Cette photographie prise le 20 mars 2023 par Brendan Barrett et publiée par l'Institut Max Planck du comportement animal montre un bébé hurleur sur le dos d'un capucin adulte assis sur un site d'enclume (pour les outils en pierre) dans le lit d'un ruisseau, sur l'île de Jicarón (Panama).
Cette photographie prise le 20 mars 2023 par Brendan Barrett et publiée par l'Institut Max Planck du comportement animal montre un bébé hurleur sur le dos d'un capucin adulte assis sur un site d'enclume (pour les outils en pierre) dans le lit d'un ruisseau, sur l'île de Jicarón (Panama). © Handout, Brendan Barrett / Max Planck Institute of Animal Behavior / AFP
"Ils sont très habiles, parce qu'ils semblent être capables d'enlever à sa mère un bébé vieux d'un ou deux jours", selon Zoë Goldsborough.

Et sans dommage apparent, alors qu'un singe capucin est trois fois moins gros qu'un singe hurleur.

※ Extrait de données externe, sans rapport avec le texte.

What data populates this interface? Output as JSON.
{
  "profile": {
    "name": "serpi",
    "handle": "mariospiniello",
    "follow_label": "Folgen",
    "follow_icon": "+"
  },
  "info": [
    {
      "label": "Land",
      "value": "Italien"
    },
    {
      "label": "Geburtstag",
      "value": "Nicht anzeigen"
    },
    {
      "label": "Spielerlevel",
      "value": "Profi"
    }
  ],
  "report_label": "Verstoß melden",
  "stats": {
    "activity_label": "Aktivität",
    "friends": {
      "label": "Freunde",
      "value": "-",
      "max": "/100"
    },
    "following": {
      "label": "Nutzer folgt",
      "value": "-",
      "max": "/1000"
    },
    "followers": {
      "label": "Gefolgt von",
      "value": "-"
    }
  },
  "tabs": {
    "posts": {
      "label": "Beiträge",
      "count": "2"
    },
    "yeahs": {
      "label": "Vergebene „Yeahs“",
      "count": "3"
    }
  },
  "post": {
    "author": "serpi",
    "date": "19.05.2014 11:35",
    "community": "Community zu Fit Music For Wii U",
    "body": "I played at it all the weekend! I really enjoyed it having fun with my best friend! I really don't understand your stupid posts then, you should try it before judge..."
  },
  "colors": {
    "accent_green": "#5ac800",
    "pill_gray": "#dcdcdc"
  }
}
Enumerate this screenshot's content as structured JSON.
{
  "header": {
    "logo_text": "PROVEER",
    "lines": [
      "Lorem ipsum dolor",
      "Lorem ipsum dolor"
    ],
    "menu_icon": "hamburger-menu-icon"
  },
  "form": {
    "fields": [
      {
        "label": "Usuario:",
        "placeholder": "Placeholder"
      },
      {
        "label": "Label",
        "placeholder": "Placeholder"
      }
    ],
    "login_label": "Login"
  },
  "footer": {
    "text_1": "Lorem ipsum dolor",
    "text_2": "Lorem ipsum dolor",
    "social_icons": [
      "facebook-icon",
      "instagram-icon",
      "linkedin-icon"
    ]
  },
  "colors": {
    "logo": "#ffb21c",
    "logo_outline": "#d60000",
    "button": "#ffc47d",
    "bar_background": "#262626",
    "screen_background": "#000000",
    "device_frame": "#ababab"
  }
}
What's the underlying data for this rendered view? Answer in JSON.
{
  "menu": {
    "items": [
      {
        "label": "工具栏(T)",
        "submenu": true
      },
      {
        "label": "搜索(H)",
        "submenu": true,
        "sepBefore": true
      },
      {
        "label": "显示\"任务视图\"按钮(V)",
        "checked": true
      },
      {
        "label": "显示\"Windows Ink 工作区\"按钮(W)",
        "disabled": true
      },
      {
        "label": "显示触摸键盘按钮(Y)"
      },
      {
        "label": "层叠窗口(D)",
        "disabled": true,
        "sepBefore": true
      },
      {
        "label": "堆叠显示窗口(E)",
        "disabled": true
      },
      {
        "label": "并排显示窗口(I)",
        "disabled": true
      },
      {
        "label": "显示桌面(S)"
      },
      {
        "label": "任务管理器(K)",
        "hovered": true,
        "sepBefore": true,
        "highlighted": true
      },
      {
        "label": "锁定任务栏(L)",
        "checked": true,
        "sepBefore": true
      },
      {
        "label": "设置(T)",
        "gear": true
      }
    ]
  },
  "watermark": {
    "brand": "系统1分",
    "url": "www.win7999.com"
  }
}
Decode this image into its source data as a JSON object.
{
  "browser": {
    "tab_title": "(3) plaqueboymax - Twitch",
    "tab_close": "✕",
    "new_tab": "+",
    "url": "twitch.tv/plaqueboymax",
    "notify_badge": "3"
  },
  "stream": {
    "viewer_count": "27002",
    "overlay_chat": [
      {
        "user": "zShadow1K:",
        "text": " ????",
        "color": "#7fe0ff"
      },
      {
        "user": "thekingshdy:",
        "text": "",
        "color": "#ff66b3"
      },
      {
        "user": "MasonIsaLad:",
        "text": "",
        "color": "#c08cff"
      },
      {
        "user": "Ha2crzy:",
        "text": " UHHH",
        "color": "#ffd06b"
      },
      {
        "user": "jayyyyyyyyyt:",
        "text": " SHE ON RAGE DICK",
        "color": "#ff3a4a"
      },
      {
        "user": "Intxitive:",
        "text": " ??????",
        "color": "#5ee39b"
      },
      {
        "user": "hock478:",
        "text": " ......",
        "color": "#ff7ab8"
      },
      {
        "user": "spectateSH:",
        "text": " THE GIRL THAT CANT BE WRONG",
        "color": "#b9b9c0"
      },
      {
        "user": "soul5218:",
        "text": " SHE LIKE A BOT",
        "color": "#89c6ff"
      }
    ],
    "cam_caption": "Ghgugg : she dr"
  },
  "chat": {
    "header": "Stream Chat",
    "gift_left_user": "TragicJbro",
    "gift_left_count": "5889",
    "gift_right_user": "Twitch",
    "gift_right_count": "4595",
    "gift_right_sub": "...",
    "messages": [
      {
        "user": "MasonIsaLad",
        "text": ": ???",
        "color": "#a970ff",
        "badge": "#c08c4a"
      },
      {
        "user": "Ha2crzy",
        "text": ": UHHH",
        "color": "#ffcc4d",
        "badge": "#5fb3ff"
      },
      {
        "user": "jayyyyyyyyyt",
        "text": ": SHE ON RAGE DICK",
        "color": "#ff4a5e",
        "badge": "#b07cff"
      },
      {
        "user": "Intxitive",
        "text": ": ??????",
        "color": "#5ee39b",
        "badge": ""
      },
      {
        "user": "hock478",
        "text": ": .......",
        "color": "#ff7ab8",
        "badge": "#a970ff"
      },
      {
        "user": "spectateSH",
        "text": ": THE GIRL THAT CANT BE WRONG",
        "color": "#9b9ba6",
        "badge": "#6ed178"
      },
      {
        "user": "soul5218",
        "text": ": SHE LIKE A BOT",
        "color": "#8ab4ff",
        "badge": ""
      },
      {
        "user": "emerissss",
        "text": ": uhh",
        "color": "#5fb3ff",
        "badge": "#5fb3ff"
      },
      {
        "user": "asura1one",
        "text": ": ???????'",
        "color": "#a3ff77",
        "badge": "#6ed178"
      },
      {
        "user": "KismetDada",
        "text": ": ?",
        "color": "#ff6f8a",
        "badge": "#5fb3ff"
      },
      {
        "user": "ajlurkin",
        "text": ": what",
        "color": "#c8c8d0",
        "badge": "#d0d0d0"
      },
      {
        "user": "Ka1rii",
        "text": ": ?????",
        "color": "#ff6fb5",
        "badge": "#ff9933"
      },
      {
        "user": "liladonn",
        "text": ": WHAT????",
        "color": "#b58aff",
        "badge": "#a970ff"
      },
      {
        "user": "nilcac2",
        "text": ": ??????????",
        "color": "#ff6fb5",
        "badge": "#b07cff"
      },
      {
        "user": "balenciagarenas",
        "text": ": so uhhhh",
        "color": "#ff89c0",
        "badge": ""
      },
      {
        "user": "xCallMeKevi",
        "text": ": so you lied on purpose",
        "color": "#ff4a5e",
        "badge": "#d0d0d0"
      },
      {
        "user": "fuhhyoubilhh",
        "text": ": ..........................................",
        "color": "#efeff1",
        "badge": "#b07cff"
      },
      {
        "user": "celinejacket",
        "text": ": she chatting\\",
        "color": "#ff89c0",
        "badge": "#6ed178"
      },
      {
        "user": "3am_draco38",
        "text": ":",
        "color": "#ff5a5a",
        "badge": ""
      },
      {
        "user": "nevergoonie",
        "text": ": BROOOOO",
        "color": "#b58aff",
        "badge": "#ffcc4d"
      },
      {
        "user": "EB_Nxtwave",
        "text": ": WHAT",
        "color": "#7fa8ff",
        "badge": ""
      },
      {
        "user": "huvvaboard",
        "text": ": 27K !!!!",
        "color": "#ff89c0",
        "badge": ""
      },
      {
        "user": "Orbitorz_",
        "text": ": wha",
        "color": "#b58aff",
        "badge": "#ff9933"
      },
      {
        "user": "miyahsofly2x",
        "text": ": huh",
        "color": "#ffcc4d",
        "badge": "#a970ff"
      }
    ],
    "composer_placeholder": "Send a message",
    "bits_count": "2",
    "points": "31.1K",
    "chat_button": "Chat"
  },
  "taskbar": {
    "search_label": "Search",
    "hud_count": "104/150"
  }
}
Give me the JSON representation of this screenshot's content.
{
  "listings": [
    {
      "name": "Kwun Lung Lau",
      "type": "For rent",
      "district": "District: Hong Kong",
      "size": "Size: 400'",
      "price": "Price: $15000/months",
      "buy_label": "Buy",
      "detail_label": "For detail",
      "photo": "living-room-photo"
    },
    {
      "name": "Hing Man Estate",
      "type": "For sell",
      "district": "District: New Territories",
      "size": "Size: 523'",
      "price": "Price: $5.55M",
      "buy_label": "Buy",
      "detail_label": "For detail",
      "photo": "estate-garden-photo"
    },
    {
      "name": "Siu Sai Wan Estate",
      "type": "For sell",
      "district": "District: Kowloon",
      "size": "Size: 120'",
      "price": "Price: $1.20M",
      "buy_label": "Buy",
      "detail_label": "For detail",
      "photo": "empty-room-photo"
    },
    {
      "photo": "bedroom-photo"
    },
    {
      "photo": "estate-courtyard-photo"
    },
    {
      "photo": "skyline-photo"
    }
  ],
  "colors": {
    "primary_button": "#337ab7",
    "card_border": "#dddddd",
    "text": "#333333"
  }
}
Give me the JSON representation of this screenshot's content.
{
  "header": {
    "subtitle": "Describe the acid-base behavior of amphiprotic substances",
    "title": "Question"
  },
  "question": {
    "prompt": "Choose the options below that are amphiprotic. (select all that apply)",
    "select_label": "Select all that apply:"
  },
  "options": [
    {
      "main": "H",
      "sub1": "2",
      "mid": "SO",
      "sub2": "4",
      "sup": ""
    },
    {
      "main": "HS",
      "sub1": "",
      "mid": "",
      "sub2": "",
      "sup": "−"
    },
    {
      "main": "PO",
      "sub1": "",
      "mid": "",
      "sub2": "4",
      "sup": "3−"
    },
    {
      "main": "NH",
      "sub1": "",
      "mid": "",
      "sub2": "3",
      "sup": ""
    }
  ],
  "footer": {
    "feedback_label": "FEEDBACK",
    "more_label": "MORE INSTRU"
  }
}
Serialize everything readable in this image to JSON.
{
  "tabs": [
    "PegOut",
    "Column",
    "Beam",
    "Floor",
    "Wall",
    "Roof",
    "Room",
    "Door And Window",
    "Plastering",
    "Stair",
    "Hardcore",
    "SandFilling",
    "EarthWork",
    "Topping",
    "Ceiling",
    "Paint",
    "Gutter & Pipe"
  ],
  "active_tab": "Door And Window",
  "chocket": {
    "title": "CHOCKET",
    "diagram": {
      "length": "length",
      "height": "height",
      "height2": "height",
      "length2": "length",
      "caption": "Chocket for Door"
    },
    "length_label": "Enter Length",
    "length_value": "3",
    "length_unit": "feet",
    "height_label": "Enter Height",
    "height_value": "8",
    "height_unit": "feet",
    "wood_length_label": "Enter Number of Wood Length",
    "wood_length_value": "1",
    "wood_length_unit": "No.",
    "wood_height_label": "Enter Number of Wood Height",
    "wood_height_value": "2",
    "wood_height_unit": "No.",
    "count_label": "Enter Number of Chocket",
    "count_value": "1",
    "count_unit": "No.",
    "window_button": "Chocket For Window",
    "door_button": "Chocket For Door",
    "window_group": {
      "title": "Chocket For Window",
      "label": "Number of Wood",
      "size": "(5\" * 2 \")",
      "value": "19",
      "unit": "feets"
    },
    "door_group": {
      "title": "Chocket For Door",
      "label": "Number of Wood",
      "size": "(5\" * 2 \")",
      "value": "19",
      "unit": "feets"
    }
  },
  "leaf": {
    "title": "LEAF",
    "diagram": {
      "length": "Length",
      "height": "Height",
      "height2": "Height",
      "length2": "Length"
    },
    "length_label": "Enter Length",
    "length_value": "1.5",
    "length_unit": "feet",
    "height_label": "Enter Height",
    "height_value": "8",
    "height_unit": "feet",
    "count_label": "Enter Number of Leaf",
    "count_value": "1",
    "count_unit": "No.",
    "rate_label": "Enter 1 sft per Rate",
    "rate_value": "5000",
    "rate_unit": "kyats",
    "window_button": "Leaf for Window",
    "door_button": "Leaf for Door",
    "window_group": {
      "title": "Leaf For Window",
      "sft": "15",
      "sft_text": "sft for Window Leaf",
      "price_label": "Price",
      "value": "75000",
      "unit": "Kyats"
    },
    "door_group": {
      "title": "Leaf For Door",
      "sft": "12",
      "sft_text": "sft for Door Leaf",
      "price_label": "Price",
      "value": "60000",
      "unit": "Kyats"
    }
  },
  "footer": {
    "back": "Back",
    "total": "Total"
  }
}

Le phénomène de tradition sociale a déjà été répertorié chez des animaux. Brendan Barrett a ainsi étudié des capucins au Costa Rica qui s'étaient mis à épouiller des porcs-épics, avant que cette mode ne passe. Dans les années 1980, des orques de la côte du Nord-Ouest américain avaient pris l'habitude d'exhiber des saumons morts sur leurs têtes. Un phénomène réapparu bien plus tard, avec l'observation il y a un an d'orques portant un "chapeau de saumon".

"Agents explorateurs du chaos"

Les chercheurs se sont intéressés aux capucins de Jicaron en 2017 parce qu'ils savent utiliser des pierres pour ouvrir des noix et des coquillages. Sans prédateurs et avec une ressource infinie de nourriture, ils ont beaucoup de temps libre.

"Ce sont des agents explorateurs du chaos", s'amuse Brendan Barrett.

Cette disponibilité est peut-être mise à profit pour la transmission de traditions sociales, comme l'utilisation de pierres comme outils, mais aussi de "comportements apparemment arbitraires", comme le vol de bébés, selon Brendan Barrett.

Selon Zoë Goldsborough, il y a eu au moins encore un vol de bébé depuis la conclusion de l'étude en juillet 2023. Et peut-être une baisse des enlèvements simplement parce qu'il y a moins de bébés à kidnapper, les singes hurleurs de l'île étant classés comme espèce en danger.